I’m working with a list of approximately 3,000 human genes and want to identify their orthologs in C. elegans. While I understand that the distinction between homologs and orthologs isn't always straightforward, for my purposes, I'm focused on orthologs or closely related genes.
I aim to use this in a publication, so I want to rely on databases or resources backed by reputable organizations and widely cited in the field.
So far, I’ve explored EggNOG6 (http://eggnog6.embl.de/#/app/home). I downloaded the e6.og2seqs_and_species.tsv
file (description here: https://github.com/eggnogdb/eggnog_docs/wiki/Description-of-download-files), which organizes species into orthologous groups (OGs). However, the relationships between human and C. elegans genes often appear as many-to-many, making it challenging to pinpoint precise matches.
Does anyone have recommendations for the best approach or alternative resources to achieve this? Any insights or advice would be greatly appreciated!
Regarding the issue of "one-to-many" relationships in the EggNOG results:
Humans and C. elegans share a common ancestor that lived roughly 700 MYA (at least according to timetree.org). Due to gene duplication events in both lineages since this time, it is basically inevitable that some of the genes shared by common ancestry will have complex relationships that don't follow simple one-to-one relationships.
So if you use one of the suggestions provided by others, don't be surprised if you continue to see a lot of one-to-many or many-to-many relationships in the results. This just stems from how evolution works, and is in some sense unavoidable.

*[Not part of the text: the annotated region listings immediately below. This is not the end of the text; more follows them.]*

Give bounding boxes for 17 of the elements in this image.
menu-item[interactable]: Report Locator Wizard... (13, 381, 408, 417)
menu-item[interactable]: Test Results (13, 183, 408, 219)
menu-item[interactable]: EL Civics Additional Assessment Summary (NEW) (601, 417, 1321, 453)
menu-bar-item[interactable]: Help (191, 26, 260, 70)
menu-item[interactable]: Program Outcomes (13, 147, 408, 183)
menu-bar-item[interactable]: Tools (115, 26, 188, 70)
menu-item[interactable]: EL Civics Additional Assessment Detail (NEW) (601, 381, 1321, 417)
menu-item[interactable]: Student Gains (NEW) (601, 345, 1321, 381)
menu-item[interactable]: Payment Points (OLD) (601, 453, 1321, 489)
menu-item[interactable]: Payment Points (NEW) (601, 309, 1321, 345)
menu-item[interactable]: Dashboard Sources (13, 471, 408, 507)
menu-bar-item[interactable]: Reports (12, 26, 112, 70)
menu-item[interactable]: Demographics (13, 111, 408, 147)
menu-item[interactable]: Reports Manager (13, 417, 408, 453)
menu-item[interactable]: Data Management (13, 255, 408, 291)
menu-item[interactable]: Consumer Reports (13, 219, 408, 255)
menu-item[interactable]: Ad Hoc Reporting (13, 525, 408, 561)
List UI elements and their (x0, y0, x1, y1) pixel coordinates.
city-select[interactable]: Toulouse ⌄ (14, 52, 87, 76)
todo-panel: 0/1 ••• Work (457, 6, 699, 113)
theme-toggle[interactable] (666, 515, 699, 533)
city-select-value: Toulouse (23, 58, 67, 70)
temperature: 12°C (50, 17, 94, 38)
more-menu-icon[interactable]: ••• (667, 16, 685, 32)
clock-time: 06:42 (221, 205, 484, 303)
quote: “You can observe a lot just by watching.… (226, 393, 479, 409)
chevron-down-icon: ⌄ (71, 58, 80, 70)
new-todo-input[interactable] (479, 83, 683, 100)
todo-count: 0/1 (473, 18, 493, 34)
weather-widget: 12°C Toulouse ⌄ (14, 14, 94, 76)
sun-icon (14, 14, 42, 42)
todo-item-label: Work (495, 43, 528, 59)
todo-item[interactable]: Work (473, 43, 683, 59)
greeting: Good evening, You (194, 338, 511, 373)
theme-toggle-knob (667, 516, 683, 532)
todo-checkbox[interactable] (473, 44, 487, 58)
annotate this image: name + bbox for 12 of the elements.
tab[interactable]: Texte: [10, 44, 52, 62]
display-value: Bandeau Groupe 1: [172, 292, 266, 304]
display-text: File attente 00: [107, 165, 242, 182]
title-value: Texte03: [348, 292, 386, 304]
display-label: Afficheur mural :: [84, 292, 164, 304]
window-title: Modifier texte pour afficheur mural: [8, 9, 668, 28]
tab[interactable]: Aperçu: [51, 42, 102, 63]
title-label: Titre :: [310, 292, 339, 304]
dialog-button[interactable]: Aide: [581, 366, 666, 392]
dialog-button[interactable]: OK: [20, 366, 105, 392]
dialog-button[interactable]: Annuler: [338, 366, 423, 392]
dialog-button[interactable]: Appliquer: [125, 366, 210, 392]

Of course, you can focus your analysis on only the genes that have maintained a one-to-one relationship between the two species, but that could end up being a relatively small subset of your data.
I can only double this! As an alternative, you might want to compare the list with other tools. In the OMA Browser, we provide for example a genome-pair view: https://omabrowser.org/oma/genomePW/
Thank you for your help!!
Have you checked: http://www.greenwaldlab.org/ortholist/
Thank you for your help!!
You can construct your own database by doing a reciprocal best hit search. Use something like
MMseqs2's rbh
module with both sets of sequences as inputs.You'll probably still end up with some one-to-many (e.g., due to in-paralogs) situations that you'll have to resolve.
Orthologs are (one type of) homologs.